Community
Participate
Working Groups
I'm using JMC to profile Eclipse while I'm working with a project that has a lot of Javadoc (jOOQ). I've noticed that a significant amount of time is spent in a relatively unimportant place, in the Scanner, checking for a task tag: ------------------------------------------------------------ Stack Trace Sample Count Percentage(%) org.eclipse.jdt.internal.compiler.parser.ScannerHelper.isJavaIdentifierPart(long, char) 171 8.769 org.eclipse.jdt.internal.compiler.parser.Scanner.checkTaskTag(int, int) 171 8.769 org.eclipse.jdt.internal.compiler.parser.Scanner.getNextToken0() 171 8.769 org.eclipse.jdt.internal.compiler.parser.Scanner.getNextToken() 171 8.769 org.eclipse.jdt.internal.compiler.parser.Parser.parse() 171 8.769 org.eclipse.jdt.internal.compiler.parser.Parser.parse(ICompilationUnit, CompilationResult, int, int) 171 8.769 org.eclipse.jdt.internal.compiler.parser.Parser.parse(ICompilationUnit, CompilationResult) 171 8.769 org.eclipse.jdt.internal.compiler.parser.Parser.dietParse(ICompilationUnit, CompilationResult) 170 8.718 org.eclipse.jdt.internal.compiler.parser.SourceTypeConverter.convert(ISourceType[], CompilationResult) 1 0.051 ------------------------------------------------------------ And indeed, if I go to the preferences and remove all the pre-configured task tags from Java > Compiler > Task Tags (i.e. FIXME, TODO, XXX), then subjectively, working with Eclipse is a bit smoother. This is just an initial hint of a potential performance flaw. If you need more information, measurements, please let me know and I'll happily provide them here.

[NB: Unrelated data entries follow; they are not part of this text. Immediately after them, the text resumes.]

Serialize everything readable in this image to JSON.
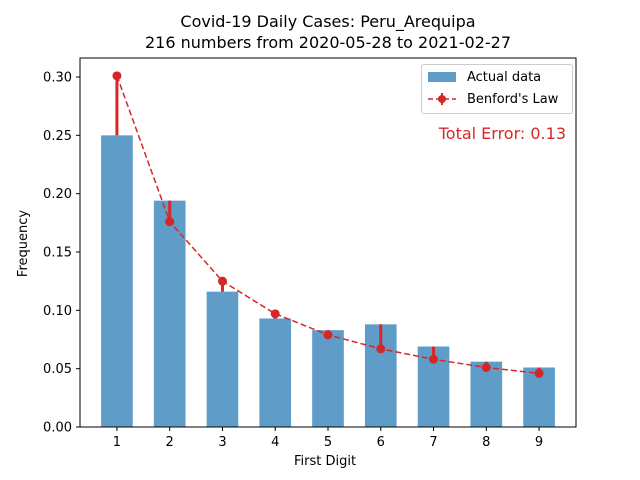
{
  "chart_data": {
    "type": "bar",
    "title": "Covid-19 Daily Cases: Peru_Arequipa",
    "subtitle": "216 numbers from 2020-05-28 to 2021-02-27",
    "xlabel": "First Digit",
    "ylabel": "Frequency",
    "categories": [
      "1",
      "2",
      "3",
      "4",
      "5",
      "6",
      "7",
      "8",
      "9"
    ],
    "ylim": [
      0,
      0.32
    ],
    "yticks": [
      "0.00",
      "0.05",
      "0.10",
      "0.15",
      "0.20",
      "0.25",
      "0.30"
    ],
    "ytick_values": [
      0,
      0.05,
      0.1,
      0.15,
      0.2,
      0.25,
      0.3
    ],
    "series": [
      {
        "name": "Actual data",
        "type": "bar",
        "color": "#5f9dc8",
        "values": [
          0.25,
          0.194,
          0.116,
          0.093,
          0.083,
          0.088,
          0.069,
          0.056,
          0.051
        ]
      },
      {
        "name": "Benford's Law",
        "type": "line",
        "color": "#d62728",
        "style": "dashed",
        "values": [
          0.301,
          0.176,
          0.125,
          0.097,
          0.079,
          0.067,
          0.058,
          0.051,
          0.046
        ]
      }
    ],
    "annotation": "Total Error: 0.13",
    "legend_position": "top-right",
    "grid": false
  }
}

Thanks for the hint. I had a quick glance at the code to see if there's some low-hanging fruit, but couldn't find much: checkTaskTag should be invoked exactly once for each comment after we found start and end positions of the comment. Inside that method we do the necessary looping over all chars in the identified region. The algorithm is a little bit complex, but all is implemented in terms of direct access to chars in a char[], i.e., I don't see any expensive data structures involved. Actually the algorithm consists of two parts: - identifying task tags - finding the "message", i.e., the text between the tag and the end of line for display in the tasks view. On the caller side, all this only happens if !skipComments. But skipComments is a rarely used special-purpose flag, assigned true only ever in AbstractCommentParser.parseHref(). Do all other callers really need comments scanned? It seems that task tags are indeed relevant in a lot of situations, including the reconciler, so it would take a closer look, to see if we can save anything here. As you included the downstream method isJavaIdentifierPart() there's a little potential for micro-optimization by pulling some of these invocations out of their enclosing loops. I see this at least for this invocation: isJavaIdentifierPart(this.complianceLevel, previous) where previous is "owned" by the outer loop. Would you be in the position to make comparative measurements if we provide a patched jdt.core plugin?
> As you included the downstream method isJavaIdentifierPart() there's a > little potential for micro-optimization by pulling some of these invocations > out of their enclosing loops. I see this at least for this invocation: > isJavaIdentifierPart(this.complianceLevel, previous) > where previous is "owned" by the outer loop. Yes, I had noticed this as well. > Do all other callers really need comments scanned? It seems that task tags > are indeed relevant in a lot of situations, including the reconciler, so it > would take a closer look, to see if we can save anything here. In my JMC measurements, only Scanner.getNextToken0() -> Scanner.getNextToken() appeared as relevant. But perhaps other features weren't active during my work anyway. > Would you be in the position to make comparative measurements if we provide a patched jdt.core plugin? Sure!
@Stephan: do you think detection of task tags could be processed asynchronously?
(In reply to Mickael Istria from comment #3) > @Stephan: do you think detection of task tags could be processed > asynchronously? I don't think we have enough information for such a drastic change. One difficulty arises from the fact that the compiler/parser/scanner is invoked in a large number of different scenarios. We can't possibly make big changes to all callers. Moreover, I have difficulties believing the numbers. If I understand correctly, all the measured time that is spent in checkTaskTag() is actually spent in ScannerHelper.isJavaIdentifierPart() (all of 8.769%). That latter method looks super fast, if you ask me. I have no idea, how this could cause a bottle neck (unless measuring the very first invocation which still needs to initialize the unicode tables - those need to be read from file).
This bug hasn't had any activity in quite some time. Maybe the problem got resolved, was a duplicate of something else, or became less pressing for some reason - or maybe it's still relevant but just hasn't been looked at yet. If you have further information on the current state of the bug, please add it. The information can be, for example, that the problem still occurs, that you still want the feature, that more information is needed, or that the bug is (for whatever reason) no longer relevant. -- The automated Eclipse Genie.